The Label You Choose For Your Spouse Changes Everything

Dear Dr. Bill,

I can’t figure my wife out. Why does she have to be so controlling? She must be in charge of everything. She decides what we will do and when we will do it. Its her way or the highway with the way we parent our children, spend money and even the way we have birthday parties for the kids. And she gets extremely mad when things don’t go her way. I’ve simply given up trying to have a say. The price I have to pay for challenging her is just too great. But I do resent it and often find myself seething inside. So saying yes all the time makes me mad and saying no makes her mad. There must be a way to do this differently. Signed Controlled and hating it.

Dear Afraid,

I know you signed your letter differently, but the “my spouse in controlling” is an overused label which has lost all meaning. I propose we ban the use of the word controlling in relationship discussions. It takes on a life of its own. Once a spouse has been pegged with that label, it becomes all too easy to categorize their every behavior with the “controlling” label. “Your too controlling” never results in constructive change in a marriage. Its sophisticated name calling and nothing else. You have a much better chance of getting change if you ask for specific change in a behavior rather than challenging someone’s character.
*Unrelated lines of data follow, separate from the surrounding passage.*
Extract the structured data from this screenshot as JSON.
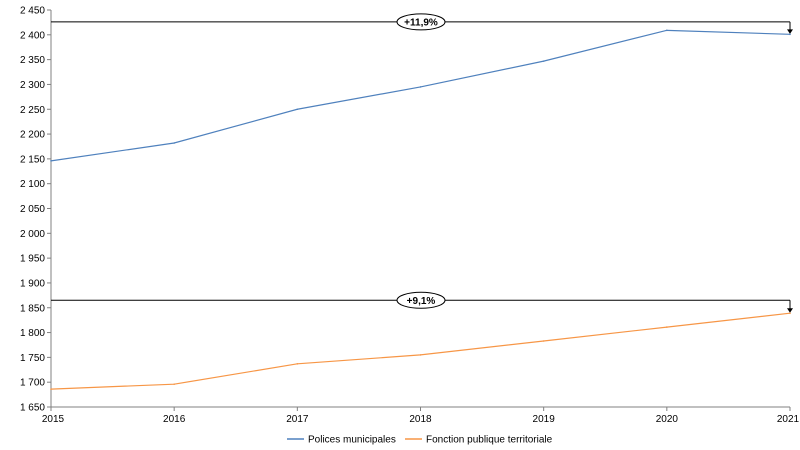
{
  "chart_data": {
    "type": "line",
    "x": [
      2015,
      2016,
      2017,
      2018,
      2019,
      2020,
      2021
    ],
    "ylim": [
      1650,
      2450
    ],
    "ytick_labels": [
      "1 650",
      "1 700",
      "1 750",
      "1 800",
      "1 850",
      "1 900",
      "1 950",
      "2 000",
      "2 050",
      "2 100",
      "2 150",
      "2 200",
      "2 250",
      "2 300",
      "2 350",
      "2 400",
      "2 450"
    ],
    "ytick_values": [
      1650,
      1700,
      1750,
      1800,
      1850,
      1900,
      1950,
      2000,
      2050,
      2100,
      2150,
      2200,
      2250,
      2300,
      2350,
      2400,
      2450
    ],
    "xtick_labels": [
      "2015",
      "2016",
      "2017",
      "2018",
      "2019",
      "2020",
      "2021"
    ],
    "grid": false,
    "legend_position": "bottom-center",
    "series": [
      {
        "name": "Polices municipales",
        "color": "#4f81bd",
        "values": [
          2146,
          2182,
          2250,
          2295,
          2347,
          2409,
          2401
        ]
      },
      {
        "name": "Fonction publique territoriale",
        "color": "#f79646",
        "values": [
          1686,
          1696,
          1737,
          1755,
          1783,
          1811,
          1839
        ]
      }
    ],
    "annotations": [
      {
        "text": "+11,9%",
        "y": 2426,
        "series": 0
      },
      {
        "text": "+9,1%",
        "y": 1865,
        "series": 1
      }
    ]
  }
}
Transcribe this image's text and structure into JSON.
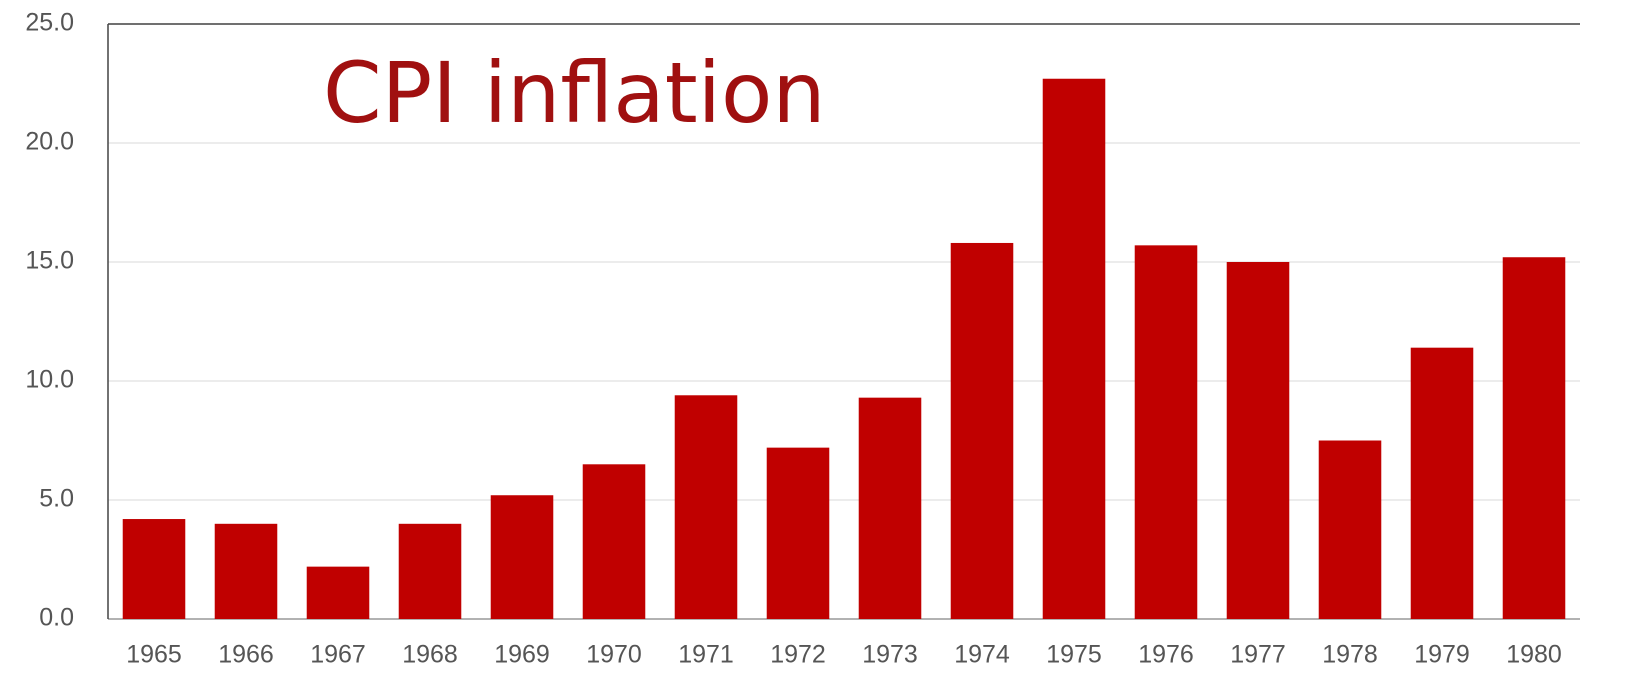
{
  "chart_data": {
    "type": "bar",
    "title": "CPI inflation",
    "categories": [
      "1965",
      "1966",
      "1967",
      "1968",
      "1969",
      "1970",
      "1971",
      "1972",
      "1973",
      "1974",
      "1975",
      "1976",
      "1977",
      "1978",
      "1979",
      "1980"
    ],
    "values": [
      4.2,
      4.0,
      2.2,
      4.0,
      5.2,
      6.5,
      9.4,
      7.2,
      9.3,
      15.8,
      22.7,
      15.7,
      15.0,
      7.5,
      11.4,
      15.2
    ],
    "color": "#c00000",
    "ylim": [
      0,
      25
    ],
    "yticks": [
      {
        "value": 0,
        "label": "0.0"
      },
      {
        "value": 5,
        "label": "5.0"
      },
      {
        "value": 10,
        "label": "10.0"
      },
      {
        "value": 15,
        "label": "15.0"
      },
      {
        "value": 20,
        "label": "20.0"
      },
      {
        "value": 25,
        "label": "25.0"
      }
    ],
    "grid": true
  }
}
In your mind, convert the word controlling to protective. People who carefully organize events around them are not power hungry but afraid. Their brains have learned long ago, that when events get out of hand, things go very wrong. They organize to try to prevent hurt and pain. And her anger is the external expression of pain or fear. She gets angry (afraid) that things may not go as planned because there may be embarrassing (painful) consequences.

So she’s very busy trying to make her world safe and you see that as a threat (fear) and either fight her or withdraw (fear-avoiding conflict). But either way you are angry (pain) and she must feel alone.

Control means “exercise authority over”. Protect means “shield from attack, harm or injury”. Which label you choose makes a dramatic difference in how you respond to your wife. If organizing every detail of a birthday party is “controlling” then you need to fight or withdraw in anger. If it is protective, you can figure out what worrying her and help her be safe. And once you are helping her, you will have input. Your anger and resentment have helped confirm her fear that the world is unsafe. You may be way more on the outside than you realize.

Maybe this change in definitions seems too simple to really make a difference. One fuels resentment and the other compassion. Sow resentment and you will reap a harvest of resentment. Sow compassion and you will reap love. Which will you choose?

1 comment:

Tom Wright said...

Hi Bill,
You are absolutely right to shift focus to fear, safety, and protection. "Controllers" are driven by fear, especially fear of loss. Loss of status, security, emotional control, prestige.

While this is a generalization, a lot of women long for security and fear the loss of it above all else.

When a client describes their partner as a controller, I explore the client's complicity in this arrangement. If you never make a decision, you can never be wrong. Some prefer to be above reproach rather than choosing to exercise their leadership.